Our first night in Inuvik we did what most rig crews would have done, we visited the local bar, The Trapper Pub. We were advised not to go there as it is known for fights. We kept a low profile and our Rig Manager kept a watchful eye on the crew while we drank. Nobody got severely drunk otherwise a hangover would have been hell while slugging in -30C. One of the first things my crew had told me was to never ever be late. If I was going to be late I had better have a good fuck story from the night before and the boys would have been happy to cover for me by picking up the slack.

My crew only took three days off work during the entire month of March. The only reason why the three days were taken off was due to the temperature being so cold that machines weren’t reliable or safe. I suggested going on a dog sledding trip, my crew thought it was a stupid idea and asked me why I would want to do that when I can go snowmobiling instead. My diet during the trip consisted almost entirely of grease. Vegetables and other produce was difficult to transport to Inuvik and the cost was prohibitive.
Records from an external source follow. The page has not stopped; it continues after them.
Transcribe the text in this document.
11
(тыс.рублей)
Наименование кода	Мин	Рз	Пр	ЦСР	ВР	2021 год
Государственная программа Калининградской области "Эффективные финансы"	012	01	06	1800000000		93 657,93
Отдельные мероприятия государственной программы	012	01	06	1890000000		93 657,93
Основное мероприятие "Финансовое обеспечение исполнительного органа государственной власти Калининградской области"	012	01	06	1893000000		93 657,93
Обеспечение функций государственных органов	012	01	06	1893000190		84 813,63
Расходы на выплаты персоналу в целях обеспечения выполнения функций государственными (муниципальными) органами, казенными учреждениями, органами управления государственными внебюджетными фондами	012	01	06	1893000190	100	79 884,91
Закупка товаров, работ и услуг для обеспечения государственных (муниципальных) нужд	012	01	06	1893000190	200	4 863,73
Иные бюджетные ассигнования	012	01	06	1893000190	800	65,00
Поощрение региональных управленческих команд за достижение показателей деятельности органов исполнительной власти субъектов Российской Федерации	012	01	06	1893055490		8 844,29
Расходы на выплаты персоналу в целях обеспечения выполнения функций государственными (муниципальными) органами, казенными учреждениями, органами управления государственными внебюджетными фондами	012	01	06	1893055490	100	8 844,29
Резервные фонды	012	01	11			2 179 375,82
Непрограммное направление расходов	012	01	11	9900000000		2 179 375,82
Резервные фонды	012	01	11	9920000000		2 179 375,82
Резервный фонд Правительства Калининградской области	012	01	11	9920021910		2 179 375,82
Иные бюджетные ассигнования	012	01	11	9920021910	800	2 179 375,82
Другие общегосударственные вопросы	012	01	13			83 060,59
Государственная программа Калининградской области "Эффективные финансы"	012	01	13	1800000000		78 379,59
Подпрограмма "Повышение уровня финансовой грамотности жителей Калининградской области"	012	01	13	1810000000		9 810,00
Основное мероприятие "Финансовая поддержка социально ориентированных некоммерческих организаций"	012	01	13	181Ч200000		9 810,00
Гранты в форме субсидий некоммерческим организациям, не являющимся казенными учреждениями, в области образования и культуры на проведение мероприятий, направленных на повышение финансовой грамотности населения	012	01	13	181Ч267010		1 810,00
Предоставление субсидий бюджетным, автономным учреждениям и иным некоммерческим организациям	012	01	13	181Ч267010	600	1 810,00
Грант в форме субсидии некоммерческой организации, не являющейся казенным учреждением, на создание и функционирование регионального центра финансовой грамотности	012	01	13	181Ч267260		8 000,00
The job was completed without incident and we flew back to Grande Prairie on the last day of March. Work was beginning to slow down. At the end of March most rig crew were laid off because logging roads thawed and heavy oil rigs would damage these roads. I was laid off at the beginning of April. I had decided I would move back to Ontario and try my luck in saturation diving once again as there were vessels that were working on Canadian east coast waters and I preferred working in that industry.

After a month or two I joined my first vessel after leaving the oil patch.

Opportunities in the oil patch were abundant to anyone with a good work ethic, stamina and mechanical aptitude. The Canadian oilfields are experiencing a decline due to the Paris Accord agreement and other environmental incentives, but it did reward anyone who was willing to work.